Fernando Giovanetti  - 06 de maio 2021 ás 22h12

O sucesso de Harry Potter é algo com o qual todos estão acostumados. Afinal, as aventuras do jovem bruxo proporcionaram livros, filmes, roupas, colecionáveis, parques temáticos e outros tantos produtos que surgiram dessa franquia milionária e que continua cativando os fãs ao redor do mundo.

Tudo isso se deve ao trabalho de Joanne Rowling — ou J.K. Rowling, como é mundialmente conhecida —, considerada a escritora mais bem-sucedida financeiramente da história.

Mas nem sempre as coisas foram assim. Que tal conhecer um pouco da trajetória da escritora e do sucesso que se transformou a saga Harry Potter?

A jornada de J.K. Rowling

Assim como o jovem Harry, a história de Joanne Rowling não foi nada fácil.

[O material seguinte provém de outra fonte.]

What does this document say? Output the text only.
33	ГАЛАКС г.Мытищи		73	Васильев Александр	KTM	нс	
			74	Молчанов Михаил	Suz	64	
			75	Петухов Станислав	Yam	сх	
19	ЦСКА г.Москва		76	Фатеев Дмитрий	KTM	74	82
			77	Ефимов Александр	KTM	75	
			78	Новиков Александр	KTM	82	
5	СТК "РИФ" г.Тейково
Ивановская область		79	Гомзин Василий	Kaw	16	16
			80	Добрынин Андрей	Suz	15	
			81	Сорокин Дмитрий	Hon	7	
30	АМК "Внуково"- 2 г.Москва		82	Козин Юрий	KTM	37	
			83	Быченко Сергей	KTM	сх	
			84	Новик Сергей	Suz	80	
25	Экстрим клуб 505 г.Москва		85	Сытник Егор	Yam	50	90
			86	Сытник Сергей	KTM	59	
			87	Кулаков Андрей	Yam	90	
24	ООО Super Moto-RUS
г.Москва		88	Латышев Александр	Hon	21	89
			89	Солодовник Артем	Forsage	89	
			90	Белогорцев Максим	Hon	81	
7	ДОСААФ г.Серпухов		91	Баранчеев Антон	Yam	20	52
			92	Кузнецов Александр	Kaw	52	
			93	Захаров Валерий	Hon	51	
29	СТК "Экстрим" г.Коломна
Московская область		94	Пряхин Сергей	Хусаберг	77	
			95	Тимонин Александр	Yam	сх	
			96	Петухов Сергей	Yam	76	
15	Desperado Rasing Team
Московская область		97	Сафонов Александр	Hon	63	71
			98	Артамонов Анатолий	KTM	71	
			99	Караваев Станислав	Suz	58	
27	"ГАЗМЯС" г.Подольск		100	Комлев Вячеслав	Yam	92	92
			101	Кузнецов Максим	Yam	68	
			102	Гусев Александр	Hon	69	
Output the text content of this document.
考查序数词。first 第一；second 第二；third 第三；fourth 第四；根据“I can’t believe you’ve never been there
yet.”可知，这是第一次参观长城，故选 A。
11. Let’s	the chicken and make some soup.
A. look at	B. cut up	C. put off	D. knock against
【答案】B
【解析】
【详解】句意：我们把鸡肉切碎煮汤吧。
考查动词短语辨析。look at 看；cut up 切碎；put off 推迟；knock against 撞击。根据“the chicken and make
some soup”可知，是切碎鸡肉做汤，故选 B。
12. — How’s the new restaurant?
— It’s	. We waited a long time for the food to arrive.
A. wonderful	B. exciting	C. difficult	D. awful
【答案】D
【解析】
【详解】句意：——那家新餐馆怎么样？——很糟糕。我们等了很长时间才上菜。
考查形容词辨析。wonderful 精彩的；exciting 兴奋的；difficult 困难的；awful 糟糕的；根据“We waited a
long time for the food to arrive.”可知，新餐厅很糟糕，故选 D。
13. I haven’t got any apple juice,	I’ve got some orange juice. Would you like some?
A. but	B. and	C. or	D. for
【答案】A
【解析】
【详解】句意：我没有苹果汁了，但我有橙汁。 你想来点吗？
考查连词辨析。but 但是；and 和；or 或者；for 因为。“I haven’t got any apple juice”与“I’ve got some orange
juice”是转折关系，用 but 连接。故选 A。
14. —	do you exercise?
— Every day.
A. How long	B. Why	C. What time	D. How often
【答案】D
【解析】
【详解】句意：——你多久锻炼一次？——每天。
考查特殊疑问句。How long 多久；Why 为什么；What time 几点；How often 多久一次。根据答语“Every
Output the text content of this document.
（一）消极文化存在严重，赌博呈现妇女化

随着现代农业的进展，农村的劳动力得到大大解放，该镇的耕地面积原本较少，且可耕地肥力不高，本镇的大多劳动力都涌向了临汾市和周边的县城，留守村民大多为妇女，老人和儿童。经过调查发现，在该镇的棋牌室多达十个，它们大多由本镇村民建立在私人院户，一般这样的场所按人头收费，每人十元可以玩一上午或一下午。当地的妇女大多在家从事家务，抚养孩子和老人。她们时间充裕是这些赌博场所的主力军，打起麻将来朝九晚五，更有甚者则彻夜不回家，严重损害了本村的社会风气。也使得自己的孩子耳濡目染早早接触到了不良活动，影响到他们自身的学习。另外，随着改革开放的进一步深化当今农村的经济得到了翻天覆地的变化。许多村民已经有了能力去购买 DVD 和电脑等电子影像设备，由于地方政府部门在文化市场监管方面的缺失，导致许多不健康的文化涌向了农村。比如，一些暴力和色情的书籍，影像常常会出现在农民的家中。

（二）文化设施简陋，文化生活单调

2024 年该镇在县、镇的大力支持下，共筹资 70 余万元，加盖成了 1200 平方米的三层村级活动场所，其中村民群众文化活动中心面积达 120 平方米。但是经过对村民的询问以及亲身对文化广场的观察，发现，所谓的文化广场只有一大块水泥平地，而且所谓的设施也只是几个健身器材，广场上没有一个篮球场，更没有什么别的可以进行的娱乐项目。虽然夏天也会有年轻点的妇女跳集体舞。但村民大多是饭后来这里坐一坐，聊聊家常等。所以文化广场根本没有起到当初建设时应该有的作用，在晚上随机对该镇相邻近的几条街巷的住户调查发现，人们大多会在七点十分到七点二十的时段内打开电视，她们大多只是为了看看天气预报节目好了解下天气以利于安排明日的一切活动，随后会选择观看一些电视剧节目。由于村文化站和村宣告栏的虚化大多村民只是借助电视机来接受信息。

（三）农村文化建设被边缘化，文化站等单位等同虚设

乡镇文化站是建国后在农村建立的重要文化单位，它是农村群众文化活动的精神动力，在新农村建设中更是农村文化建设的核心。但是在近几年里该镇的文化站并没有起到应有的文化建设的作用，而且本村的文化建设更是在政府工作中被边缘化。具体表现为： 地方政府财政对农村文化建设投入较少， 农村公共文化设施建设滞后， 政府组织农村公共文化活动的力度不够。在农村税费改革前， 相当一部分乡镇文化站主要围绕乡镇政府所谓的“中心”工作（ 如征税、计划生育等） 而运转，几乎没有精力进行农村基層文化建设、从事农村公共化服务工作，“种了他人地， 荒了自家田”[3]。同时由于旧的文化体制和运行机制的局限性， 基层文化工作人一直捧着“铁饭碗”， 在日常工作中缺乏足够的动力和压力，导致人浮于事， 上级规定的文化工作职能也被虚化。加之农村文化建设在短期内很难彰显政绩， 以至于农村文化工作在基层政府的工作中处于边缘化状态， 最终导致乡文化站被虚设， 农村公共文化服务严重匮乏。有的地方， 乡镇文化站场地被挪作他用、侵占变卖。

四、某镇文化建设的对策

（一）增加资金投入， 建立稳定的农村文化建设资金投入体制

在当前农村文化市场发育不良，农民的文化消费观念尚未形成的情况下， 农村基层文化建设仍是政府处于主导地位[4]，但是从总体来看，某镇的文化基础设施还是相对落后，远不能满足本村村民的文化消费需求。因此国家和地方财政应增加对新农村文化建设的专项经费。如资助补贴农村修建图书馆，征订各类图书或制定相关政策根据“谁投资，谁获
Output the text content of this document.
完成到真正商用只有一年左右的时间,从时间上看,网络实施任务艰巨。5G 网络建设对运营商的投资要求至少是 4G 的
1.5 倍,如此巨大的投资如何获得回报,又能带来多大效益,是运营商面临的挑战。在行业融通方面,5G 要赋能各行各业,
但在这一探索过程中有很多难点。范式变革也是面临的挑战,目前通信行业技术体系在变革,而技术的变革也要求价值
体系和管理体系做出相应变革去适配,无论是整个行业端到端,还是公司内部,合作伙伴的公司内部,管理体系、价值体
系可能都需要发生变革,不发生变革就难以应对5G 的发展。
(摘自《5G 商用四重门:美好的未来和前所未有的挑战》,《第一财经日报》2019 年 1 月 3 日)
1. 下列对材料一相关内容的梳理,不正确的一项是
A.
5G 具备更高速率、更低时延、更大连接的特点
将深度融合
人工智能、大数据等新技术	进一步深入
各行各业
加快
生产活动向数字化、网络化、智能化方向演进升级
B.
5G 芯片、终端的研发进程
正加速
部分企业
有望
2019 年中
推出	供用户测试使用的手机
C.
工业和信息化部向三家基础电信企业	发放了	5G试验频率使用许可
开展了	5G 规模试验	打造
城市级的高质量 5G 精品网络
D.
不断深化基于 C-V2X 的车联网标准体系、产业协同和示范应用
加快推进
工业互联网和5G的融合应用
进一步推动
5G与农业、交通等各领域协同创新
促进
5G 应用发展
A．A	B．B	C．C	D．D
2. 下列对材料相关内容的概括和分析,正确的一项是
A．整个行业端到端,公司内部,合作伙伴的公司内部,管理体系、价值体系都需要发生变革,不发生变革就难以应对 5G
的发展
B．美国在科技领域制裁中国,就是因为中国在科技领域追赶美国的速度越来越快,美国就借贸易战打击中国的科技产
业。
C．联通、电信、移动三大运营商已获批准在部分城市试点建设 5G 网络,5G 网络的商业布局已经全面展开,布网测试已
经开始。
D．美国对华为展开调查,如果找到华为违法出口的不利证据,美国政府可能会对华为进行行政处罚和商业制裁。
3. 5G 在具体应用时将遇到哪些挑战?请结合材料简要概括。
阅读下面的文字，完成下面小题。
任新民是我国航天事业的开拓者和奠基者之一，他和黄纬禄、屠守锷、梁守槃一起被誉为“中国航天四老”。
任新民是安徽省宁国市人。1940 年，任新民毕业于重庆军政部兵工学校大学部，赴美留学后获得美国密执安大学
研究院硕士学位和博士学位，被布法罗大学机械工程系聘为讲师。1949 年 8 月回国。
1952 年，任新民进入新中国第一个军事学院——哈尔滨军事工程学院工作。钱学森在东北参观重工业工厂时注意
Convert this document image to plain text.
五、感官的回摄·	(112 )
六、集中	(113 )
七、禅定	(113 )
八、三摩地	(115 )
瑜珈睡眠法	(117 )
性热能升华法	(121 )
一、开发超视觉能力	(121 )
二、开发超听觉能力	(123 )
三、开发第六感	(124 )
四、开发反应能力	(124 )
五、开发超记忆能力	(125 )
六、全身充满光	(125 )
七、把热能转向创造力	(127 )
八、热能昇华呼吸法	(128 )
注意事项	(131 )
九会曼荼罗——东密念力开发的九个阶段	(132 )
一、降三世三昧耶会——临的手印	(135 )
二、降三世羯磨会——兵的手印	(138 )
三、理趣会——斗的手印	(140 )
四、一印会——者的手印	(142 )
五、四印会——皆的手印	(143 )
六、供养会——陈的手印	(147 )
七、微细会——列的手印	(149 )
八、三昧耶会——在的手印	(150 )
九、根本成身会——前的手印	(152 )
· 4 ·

Antes de ser a grande escritora que conhecemos hoje, a britânica de 55 anos passou por inúmeras dificuldades, que serviriam de inspiração para muitos acontecimentos na história de Harry Potter.

Em 1990, em uma viagem de trem, Joanne teve sua primeira conexão com o universo do bruxo em sua cabeça. Porém, sem papel para anotar a ideia, precisou guardá-la em sua cabeça até chegar a seu destino para que pudesse transcrevê-la.

Ainda no mesmo ano, já com alguns capítulos de Harry Potter e a Pedra Filosofal escritos, Rowling perdeu a mãe e teve que se mudar de Londres, indo morar em Portugal. Foi onde conheceu seu primeiro marido, em 1993, com quem teve uma filha.

Foi um período de muitas dificuldades financeiras: sem emprego, Rowling dava algumas aulas de inglês para sobreviver e seu universo fantástico teve de ficar engavetado. Mas o casamento não durou muito e, em 1994, retornou ao Reino Unido, onde daria continuidade à história que havia criado.

Apesar de sempre acreditar no potencial de sua ideia, nenhuma editora aceitava lançar seu livro. Foi quando Joanne foi diagnosticada com depressão, na qual ela descreve como uma “inabilidade de acreditar que você será feliz novamente”.

Este fato acabou a inspirou na criação dos dementadores, as criaturas assustadoras que sugam a felicidade de seu alvo, apresentados no livro Harry Potter e o Prisioneiro de Azkaban, o terceiro da saga.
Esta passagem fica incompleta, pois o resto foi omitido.